The Small Business Administration allows businesses to use PPP loans only on salaries under $100,000. If you have one or more employees who earn greater than $100,000, you can pay them their entire salary, but you have to reimburse your payroll account only the $100,000 amount from the PPP loan proceeds. It would be an inappropriate use of funds to reimburse your payroll account the whole amount you paid such employees.
Employers must avoid the error of reimbursing their payroll accounts with the total amount paid to employees who earn more than $100,000, Caruso said. “Businesses should work with their payroll providers and tax advisers to determine how to best track these allocations,” she said.
With these stipulations in mind, Caruso said that in most cases, the benefits of managing PPP funds in this manner outweigh the extra work.
“While not specifically required in current guidance, keeping a separate bank account allows you to easily show that your business utilized the funds from the loan for allowable expenses,” she told Business Insider. “Additionally, businesses should set up separate accounts in their books and records to track loan proceeds and expenses paid with PPP funds.”
Eight weeks after they receive a PPP loan, businesses are eligible to apply to have those funds converted into a grant. To do so, companies will have to demonstrate that loan proceeds have all been spent on covered expenses — according to the Small Business Administration, 75% of the funds must have been used for payroll, with the rest used toward other covered expenses.
“The quote ‘follow the money’ comes to mind here, where being able to track and prove what was spent is extremely important for getting your loan forgiven,” Nick Kolbenschlag, the cofounder and managing partner of the financial-services firm Crown Wealth Group in Charlotte, North Carolina, told Business Insider. “Being that most companies have linked pay accounts or autodrafts set up from their normal operating account, what I’m seeing some clients do is move the exact amount from the PPP bank account to the operating account each time an expense is about to be paid. This transfer along with the expense’s invoice and cleared payment should serve as the proper documentation needed to get that expense forgiven.”
Heather Valentine, a Richmond, Virginia, business owner and real-estate agent, told Business Insider that she has left her normal procedures for paying her bills in place and is simply reimbursing her company for covered expenses from the PPP loan that Valentine Properties received on April 16.

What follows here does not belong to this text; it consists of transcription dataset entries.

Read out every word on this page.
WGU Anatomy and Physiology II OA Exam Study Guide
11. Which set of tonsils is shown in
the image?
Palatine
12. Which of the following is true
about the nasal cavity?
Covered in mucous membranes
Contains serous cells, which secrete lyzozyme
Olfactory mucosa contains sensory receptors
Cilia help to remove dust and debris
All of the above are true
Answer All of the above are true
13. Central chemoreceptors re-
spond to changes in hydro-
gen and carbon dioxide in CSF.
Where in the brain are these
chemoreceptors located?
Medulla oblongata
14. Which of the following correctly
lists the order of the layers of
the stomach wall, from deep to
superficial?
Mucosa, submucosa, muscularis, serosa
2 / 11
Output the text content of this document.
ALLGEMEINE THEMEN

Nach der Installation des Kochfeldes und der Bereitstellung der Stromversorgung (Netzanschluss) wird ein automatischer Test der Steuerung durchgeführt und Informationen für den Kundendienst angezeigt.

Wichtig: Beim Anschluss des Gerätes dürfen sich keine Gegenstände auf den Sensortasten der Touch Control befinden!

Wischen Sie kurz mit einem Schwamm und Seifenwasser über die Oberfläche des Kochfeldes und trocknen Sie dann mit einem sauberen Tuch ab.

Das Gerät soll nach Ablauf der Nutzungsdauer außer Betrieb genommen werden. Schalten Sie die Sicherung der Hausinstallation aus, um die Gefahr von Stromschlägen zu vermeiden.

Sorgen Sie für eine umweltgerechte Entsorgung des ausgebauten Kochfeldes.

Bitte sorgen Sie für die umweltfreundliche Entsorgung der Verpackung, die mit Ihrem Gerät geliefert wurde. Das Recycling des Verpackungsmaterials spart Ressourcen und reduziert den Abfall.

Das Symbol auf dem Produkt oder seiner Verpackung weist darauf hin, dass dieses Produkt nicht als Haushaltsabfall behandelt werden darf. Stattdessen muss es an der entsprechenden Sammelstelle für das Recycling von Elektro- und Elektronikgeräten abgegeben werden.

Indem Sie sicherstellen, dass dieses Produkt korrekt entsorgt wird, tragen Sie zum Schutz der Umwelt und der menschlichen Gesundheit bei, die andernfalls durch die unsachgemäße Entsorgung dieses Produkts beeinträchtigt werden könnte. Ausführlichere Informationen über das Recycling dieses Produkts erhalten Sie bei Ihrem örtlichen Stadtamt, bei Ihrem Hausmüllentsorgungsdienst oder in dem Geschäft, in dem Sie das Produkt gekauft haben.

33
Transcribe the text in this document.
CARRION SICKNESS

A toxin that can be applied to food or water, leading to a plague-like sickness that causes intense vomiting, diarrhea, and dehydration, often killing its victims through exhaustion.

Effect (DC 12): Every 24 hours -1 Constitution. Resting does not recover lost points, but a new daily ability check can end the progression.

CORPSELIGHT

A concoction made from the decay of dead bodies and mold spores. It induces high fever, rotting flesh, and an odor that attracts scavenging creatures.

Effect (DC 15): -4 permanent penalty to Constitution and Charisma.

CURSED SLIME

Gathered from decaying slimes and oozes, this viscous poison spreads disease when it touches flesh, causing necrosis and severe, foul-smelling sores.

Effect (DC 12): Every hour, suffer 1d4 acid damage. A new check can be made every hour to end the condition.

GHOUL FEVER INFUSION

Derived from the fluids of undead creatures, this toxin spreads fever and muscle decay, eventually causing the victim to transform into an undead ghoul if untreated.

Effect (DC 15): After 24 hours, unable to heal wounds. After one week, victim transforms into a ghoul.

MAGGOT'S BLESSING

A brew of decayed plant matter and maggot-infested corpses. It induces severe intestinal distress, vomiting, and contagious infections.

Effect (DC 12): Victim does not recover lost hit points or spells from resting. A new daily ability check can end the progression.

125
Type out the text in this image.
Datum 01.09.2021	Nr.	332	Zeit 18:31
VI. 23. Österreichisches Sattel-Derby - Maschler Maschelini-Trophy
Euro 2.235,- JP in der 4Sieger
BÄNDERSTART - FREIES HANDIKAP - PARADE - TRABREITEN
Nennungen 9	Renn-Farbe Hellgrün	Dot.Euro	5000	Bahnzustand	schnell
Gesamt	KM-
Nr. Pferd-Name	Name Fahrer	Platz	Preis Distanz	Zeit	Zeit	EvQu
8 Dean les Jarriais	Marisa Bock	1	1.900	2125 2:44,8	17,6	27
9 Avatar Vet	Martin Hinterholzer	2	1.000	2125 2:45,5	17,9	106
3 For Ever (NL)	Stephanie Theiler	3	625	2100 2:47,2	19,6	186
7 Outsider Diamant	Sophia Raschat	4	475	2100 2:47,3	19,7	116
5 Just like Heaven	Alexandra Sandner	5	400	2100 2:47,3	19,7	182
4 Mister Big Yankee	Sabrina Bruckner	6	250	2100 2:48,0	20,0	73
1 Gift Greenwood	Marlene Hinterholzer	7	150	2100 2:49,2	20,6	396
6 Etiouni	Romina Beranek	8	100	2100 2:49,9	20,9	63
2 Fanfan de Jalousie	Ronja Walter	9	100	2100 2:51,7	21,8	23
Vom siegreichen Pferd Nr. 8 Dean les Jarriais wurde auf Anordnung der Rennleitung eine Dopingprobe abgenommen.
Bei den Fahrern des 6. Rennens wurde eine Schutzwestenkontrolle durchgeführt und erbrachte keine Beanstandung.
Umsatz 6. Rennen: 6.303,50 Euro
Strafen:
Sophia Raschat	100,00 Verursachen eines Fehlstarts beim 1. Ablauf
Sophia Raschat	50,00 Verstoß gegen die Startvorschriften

“I put [the PPP loan funds] in a separate bank account so that I’m the only one who can sign for it, and it’s only in my name,” Valentine said. “Then, I created a spreadsheet of all the possible things I can use it for — utilities, payroll, my office rent, etc. — and that enables me to track it very closely as I make each expenditure out of the account.”
For example, when she uses her business credit card to pay the utilities, she goes into the PPP account and makes a payment to the business for the amount of that utility payment and documents that as a reimbursement.
“So I’m paying everything as normal, but as I’m paying covered things, I’m transferring that same amount out of the PPP account into the operating account and clearly documenting it. All of the money will stay in the PPP account until it’s actually spent,” she said.
Valentine said this system is the combination of Kolbenschlag’s advice and the simple necessity of being organized in the environment of a real-estate brokerage, which she compared to “herding cats.” Regardless, she feels that separating and classifying the funds in this manner will help her be better prepared to request forgiveness.
“I own a real-estate brokerage and I actively sell — I have lots of systems and practices in place, and this is an easy way to keep track of everything,” she said. “I couldn’t even imagine applying for forgiveness otherwise.”